As part of the ongoing effort to become a more environmentally friendly campus, the University of Notre Dame said last month its plans to end coal usage on campus are at least one year ahead of schedule.
The campus power plant will cease burning coal sometime in 2019, one year ahead of the initially predicted deadline in 2020, Paul Kempf, Notre Dame's senior director of utilities and maintenance, said. This recent development is a direct result of the Comprehensive Sustainability Strategy, a multi-pronged plan for a more sustainable campus initiated by the University in 2015 in response to Pope Francis' 2015 encyclical, "Laudato Si."
The strategy, created by a standing committee of faculty, administrators, undergraduates, graduate students and campus staff, is organized into six areas of focus: energy and emissions; water; building and construction; waste; procurement, licensing and food sourcing and education, research and community outreach. Each focus area has its own small working group, which creates, enforces and improves the plans in place to meet the sustainability goals unique to each sector.
"The small working groups meet two to three times each semester," Carol Mullaney, director of continuous improvement for the Office of Continuous Improvement, said. "It's kind of bringing together this expertise from the faculty's standpoint and the staff's standpoint and the interest in a diversity of backgrounds ... to come up collectively with a collaborative approach to setting goals, to reviewing our progress against those goals, to determining how to measure them."
The solution to coal burning, which falls under "energy and emissions" in the Comprehensive Sustainability Strategy, has been many years in the making. In 2010, years before the strategy came about, the utilities department had already created a plan to de-emphasize coal use in the campus power plant by replacing some of the coal with combinations of gas and oil, which can also fuel the machinery.
"The vision in 2010 was to make coal 10 to 15 percent of the fuel input, where it had been 85 to 90 [percent]," Kempf said. "In 2015, when the pope issued 'Laudato Si,' the University decided to re-think that and ask themselves the question of 'Should we stop burning coal altogether?'"
Kempf's department was given one week in summer 2015 to answer the question with a feasible timeline for stopping coal usage and an assessment of the potential impacts of such a plan.
Their initial response was a seven-year plan to gradually go coal-free. The administration pushed back, asking if a three-year plan was possible. The resulting compromise was the five-year plan outlined in the Comprehensive Sustainability Strategy, which will now be completed at least one year ahead of schedule.
Nixing coal entirely was a difficult order for the utilities department.
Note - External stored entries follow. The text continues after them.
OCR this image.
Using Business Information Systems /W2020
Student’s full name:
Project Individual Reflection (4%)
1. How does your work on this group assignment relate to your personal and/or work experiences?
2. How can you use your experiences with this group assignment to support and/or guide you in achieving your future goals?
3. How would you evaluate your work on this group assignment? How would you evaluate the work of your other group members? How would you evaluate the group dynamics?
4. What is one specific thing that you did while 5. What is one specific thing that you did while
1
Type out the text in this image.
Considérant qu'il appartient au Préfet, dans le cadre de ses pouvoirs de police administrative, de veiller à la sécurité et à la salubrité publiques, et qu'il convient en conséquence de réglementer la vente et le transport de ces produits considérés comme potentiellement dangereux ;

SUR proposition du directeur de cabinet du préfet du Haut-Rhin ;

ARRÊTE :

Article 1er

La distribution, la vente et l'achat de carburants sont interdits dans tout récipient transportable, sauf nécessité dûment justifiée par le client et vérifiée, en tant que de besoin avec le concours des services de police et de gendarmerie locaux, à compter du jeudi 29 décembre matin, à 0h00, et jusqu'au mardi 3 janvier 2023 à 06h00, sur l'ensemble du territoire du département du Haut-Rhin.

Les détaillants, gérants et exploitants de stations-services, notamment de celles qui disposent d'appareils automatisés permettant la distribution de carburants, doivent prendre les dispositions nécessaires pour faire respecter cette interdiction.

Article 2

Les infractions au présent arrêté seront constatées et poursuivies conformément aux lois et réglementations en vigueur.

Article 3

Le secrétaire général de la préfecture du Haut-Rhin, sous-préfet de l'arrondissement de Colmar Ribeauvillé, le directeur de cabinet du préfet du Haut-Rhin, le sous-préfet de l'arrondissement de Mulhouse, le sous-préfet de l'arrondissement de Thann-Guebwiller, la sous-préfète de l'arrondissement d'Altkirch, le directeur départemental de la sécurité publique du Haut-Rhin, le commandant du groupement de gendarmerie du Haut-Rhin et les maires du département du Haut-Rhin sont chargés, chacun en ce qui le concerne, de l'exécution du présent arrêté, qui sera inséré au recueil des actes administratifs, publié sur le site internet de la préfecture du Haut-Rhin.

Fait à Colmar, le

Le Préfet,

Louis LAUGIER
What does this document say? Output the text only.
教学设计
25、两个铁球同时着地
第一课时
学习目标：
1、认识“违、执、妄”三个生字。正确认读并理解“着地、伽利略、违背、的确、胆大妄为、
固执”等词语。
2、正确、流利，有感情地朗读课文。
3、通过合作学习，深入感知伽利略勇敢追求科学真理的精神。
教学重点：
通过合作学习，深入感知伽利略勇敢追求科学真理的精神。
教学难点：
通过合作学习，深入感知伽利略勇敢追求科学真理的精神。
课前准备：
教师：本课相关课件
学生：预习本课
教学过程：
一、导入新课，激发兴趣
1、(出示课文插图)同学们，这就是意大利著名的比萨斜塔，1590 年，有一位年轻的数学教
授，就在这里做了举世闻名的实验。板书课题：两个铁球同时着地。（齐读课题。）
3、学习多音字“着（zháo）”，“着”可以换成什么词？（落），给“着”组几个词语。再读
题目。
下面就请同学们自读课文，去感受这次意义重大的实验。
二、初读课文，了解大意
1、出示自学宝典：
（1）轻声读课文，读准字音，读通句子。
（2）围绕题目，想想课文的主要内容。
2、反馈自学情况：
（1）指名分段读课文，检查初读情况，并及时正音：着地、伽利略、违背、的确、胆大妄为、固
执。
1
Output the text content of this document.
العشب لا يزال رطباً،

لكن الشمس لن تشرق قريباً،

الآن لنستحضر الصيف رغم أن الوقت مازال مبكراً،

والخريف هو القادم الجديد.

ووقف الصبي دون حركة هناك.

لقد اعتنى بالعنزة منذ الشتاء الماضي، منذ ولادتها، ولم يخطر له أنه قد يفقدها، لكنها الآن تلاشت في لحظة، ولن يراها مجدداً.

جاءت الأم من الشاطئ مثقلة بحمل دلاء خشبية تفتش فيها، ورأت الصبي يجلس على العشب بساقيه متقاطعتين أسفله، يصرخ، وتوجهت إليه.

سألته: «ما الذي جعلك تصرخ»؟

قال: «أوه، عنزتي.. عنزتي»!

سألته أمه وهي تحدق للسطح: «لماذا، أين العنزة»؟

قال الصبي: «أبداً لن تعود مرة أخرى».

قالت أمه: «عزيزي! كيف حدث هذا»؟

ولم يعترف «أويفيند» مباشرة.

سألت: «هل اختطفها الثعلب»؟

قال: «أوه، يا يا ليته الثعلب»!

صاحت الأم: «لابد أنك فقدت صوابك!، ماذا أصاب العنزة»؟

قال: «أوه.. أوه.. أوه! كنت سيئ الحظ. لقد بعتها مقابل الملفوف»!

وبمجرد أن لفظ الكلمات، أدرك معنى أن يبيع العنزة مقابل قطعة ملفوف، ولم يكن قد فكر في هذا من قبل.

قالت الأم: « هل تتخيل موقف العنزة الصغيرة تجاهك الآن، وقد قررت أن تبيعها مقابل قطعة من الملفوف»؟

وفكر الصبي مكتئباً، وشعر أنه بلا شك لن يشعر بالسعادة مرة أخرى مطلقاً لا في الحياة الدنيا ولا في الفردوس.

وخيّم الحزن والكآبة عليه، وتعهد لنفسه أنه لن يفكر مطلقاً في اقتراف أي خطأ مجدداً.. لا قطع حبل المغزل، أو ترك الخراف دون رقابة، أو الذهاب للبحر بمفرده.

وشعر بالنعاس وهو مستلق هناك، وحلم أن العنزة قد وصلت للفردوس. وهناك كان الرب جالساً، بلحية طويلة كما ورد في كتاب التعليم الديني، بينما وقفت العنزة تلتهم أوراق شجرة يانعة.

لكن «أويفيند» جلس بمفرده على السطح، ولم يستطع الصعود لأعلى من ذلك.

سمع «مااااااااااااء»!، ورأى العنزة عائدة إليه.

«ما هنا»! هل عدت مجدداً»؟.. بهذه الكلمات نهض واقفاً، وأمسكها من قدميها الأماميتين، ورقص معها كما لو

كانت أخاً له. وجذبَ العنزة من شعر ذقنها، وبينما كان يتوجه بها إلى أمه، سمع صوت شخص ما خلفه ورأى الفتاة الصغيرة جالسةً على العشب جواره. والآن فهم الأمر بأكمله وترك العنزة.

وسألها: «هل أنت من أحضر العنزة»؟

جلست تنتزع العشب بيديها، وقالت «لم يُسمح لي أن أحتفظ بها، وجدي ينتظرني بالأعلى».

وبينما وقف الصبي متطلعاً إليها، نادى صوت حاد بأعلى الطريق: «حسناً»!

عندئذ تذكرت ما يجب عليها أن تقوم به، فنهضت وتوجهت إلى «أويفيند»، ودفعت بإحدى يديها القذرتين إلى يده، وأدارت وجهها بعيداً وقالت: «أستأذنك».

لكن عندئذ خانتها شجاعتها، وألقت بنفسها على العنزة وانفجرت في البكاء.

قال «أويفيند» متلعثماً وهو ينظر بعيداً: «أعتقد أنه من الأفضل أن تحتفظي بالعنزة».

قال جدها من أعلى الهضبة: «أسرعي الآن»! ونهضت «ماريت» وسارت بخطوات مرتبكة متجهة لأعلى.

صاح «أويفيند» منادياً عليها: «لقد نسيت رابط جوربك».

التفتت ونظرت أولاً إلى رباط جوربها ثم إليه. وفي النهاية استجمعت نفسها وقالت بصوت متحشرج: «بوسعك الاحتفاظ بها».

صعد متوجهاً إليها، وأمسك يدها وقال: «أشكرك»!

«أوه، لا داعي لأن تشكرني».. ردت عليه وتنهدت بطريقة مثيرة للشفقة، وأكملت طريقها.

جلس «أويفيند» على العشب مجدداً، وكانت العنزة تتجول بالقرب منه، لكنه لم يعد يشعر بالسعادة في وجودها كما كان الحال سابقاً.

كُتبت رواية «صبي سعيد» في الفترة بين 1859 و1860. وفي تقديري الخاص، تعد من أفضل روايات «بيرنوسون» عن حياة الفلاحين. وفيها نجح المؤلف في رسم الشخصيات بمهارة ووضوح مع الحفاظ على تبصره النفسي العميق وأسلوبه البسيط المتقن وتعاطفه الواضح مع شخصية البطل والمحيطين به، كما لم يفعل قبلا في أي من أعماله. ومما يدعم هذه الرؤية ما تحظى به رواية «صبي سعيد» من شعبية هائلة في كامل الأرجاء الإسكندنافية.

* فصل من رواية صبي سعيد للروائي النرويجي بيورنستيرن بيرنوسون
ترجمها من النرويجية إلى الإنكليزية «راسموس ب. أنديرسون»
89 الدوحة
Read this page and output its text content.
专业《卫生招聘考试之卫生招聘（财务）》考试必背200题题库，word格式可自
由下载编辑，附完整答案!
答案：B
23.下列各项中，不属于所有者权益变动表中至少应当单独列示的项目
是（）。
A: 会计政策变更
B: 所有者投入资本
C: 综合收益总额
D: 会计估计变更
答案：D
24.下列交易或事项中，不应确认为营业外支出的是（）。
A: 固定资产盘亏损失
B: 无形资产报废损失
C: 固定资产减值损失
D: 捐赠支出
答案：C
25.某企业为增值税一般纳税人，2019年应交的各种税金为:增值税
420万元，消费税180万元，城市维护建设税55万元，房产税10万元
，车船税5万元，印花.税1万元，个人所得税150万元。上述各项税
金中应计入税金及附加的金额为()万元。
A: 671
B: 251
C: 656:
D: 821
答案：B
The original plans to keep coal as 10 percent of the fuel source had been a means of insurance against potential problems with gas or oil, such as gas eruptions, fluctuating gas prices, gas line failures or oil shortages.
"[Coal] was our backup fuel," Kempf said. "We had the ability to burn coal, gas and oil. ... We had fuel diversity, which was what gave us both financial strength and operational reliability. So what you're asking us to do is get rid of one of the three legs of a three-legged stool."
Several changes were made to replace the stool's third leg.
First, the University focused on strengthening the other two legs of the stool. A new gas line was built to complement the original line into the power plant, and oil storage capacity was doubled in the building.
Even with these changes, it soon became clear the new third leg would have to be renewable energy. Shortly after the five-year plan was approved, the University also announced it would be investing $113 million in renewable energy projects, Kempf said.
Two major projects include the East Plant, described in a University press release as a 30,000-square-foot building that houses the mechanical equipment for the geothermal well fields beneath Ricci Fields, and a hydroelectric facility set to start construction this fall under Seitz Park on the Saint Joseph River in downtown South Bend. Other projects include South Campus, the geothermal well field under the parking lot south of the stadium, which will have corresponding equipment in the basement of the the new architecture building, the largest solar array in South Bend at Kenmore Warehouse in South Bend, and the expansion of the central power plant to house two new gas turbines.
Kempf compared this variety of investments in different renewable energy sources to diversifying a stock portfolio.
"We've mapped out ideas that'll take us all the way to 2050, but what we haven't done is cast in stone that they're the right ideas," he said. "So every five years, we look at this big master plan, and go, 'What's changed in technology? What's changed in our loads? How have our predictions changed? Do we want to rethink this?' It keeps us nimble."
Kempf estimated the total cost of all the projects to be around $150 million to $200 million. That money comes from the Infrastructure Funding Plan, which he said does not affect the operating budget of the school.
"It's a long-term financial plan that had defined resources for funds," he said. "The point of it is to not have an adverse effect on things like tuition."
Kempf credits the University's centralized energy plan, consistency throughout planning and creative flexibility for the successful changes that have been made.
"We've taken ownership of energy," he said. "Everybody's energy bill hits the budget I'm responsible for. It's kind of like at home -- mom and dad pay the electric bill, the gas bill and the water bill. Well, we're like mom and dad for everybody."